妻がいて子供もいて幸せな家庭を築いているが、仕事はほとんど人任せなのだ。
私はこの人の上司にあたるが、手柄さんは何もしないので、ほとんど私が事務作業・利用者の手助けをしている。
「…おはようございます」
いつも朝に話しかけてくる時は、今日のことか、良いことあった時しか私に話しかけない。
「…どうしたんですか」
「いや、それがさ、俺の妻、腰痛めて。今日早く帰らなきゃいけないんだ。ごめんね。毎回休み多くて」
小さな目をくしゃと皺ができるくらいに笑い、私に謝っている。
謝るのはいいけどなんでそんな嬉しそうにしているんだ。
皆きちんと自分の仕事を全うしているのに。
普通、あんたの奥さんの腰が悪くなったからって休まない。
私は心の中で叫びながら、笑顔で手柄さんに言う。
「あ、そうなんですね。いえいえ、大丈夫ですよ。奥さん、良くなるといいですね」
クソ野郎。
本当に奥さんが腰を痛めたのか。
ってか、まだ治ってないの。
先週も同じこと言って休んでなかったか。
私は優しい声で手柄さんに言った。
「ありがとう。明日は休まないようにするから。
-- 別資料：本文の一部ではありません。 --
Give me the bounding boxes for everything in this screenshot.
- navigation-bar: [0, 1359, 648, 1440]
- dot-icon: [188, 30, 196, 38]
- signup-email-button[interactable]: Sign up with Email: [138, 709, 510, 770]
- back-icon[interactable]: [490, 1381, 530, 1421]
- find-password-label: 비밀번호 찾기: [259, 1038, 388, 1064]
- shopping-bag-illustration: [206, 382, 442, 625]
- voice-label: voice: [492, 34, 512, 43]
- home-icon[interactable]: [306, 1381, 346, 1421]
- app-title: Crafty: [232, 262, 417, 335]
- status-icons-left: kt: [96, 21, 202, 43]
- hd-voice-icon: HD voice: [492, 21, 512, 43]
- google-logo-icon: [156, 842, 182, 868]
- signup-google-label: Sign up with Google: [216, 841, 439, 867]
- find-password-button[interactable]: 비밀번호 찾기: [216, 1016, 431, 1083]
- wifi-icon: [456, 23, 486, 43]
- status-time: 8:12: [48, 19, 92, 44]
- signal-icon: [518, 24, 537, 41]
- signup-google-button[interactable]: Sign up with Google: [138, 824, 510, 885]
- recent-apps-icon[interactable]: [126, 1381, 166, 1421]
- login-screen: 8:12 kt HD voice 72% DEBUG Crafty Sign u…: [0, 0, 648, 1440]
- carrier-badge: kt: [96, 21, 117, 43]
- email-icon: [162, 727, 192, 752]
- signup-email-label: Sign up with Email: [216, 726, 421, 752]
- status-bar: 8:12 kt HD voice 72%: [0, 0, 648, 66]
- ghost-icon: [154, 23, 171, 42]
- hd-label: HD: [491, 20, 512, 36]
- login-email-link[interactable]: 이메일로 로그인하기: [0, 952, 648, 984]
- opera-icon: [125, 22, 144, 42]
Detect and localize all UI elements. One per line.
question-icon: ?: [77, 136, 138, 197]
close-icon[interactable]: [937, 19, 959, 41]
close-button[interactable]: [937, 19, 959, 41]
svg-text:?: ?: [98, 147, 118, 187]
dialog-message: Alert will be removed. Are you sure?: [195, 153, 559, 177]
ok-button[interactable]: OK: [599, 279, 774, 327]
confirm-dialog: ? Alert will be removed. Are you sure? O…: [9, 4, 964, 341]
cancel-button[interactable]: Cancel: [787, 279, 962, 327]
いつも申し訳ない」
手柄さんは申し訳なさそうに両手を重ねて、再び私に謝る。
謝るんだったら、休まないで仕事に来いよ。
と沸々の怒りを心に感じながら仕事に戻る。
事務作業の前に、利用者の送迎に向かう。
そのため、男性は運転手として、女性は添乗員としてバスに乗り込む。
コースは毎日変わり、運転手によって帰りが早くなったり遅くなったりするのだ。
今日は、板垣(いたがき)さん。通称、声なし。
声が聞こえずらいので、声なしと影で言われている。
入った頃は、誰のことかわからなかったけど。
「今日は利用者三人ですよね」
「そうですね」
その一言だけ言うと、じゃあ出発しますよ
と言い、発車させて1時間後私の会社に付いた。
それから、私は利用者と関わり、数時間後、あっという間に終礼が始まり、帰宅時間となった。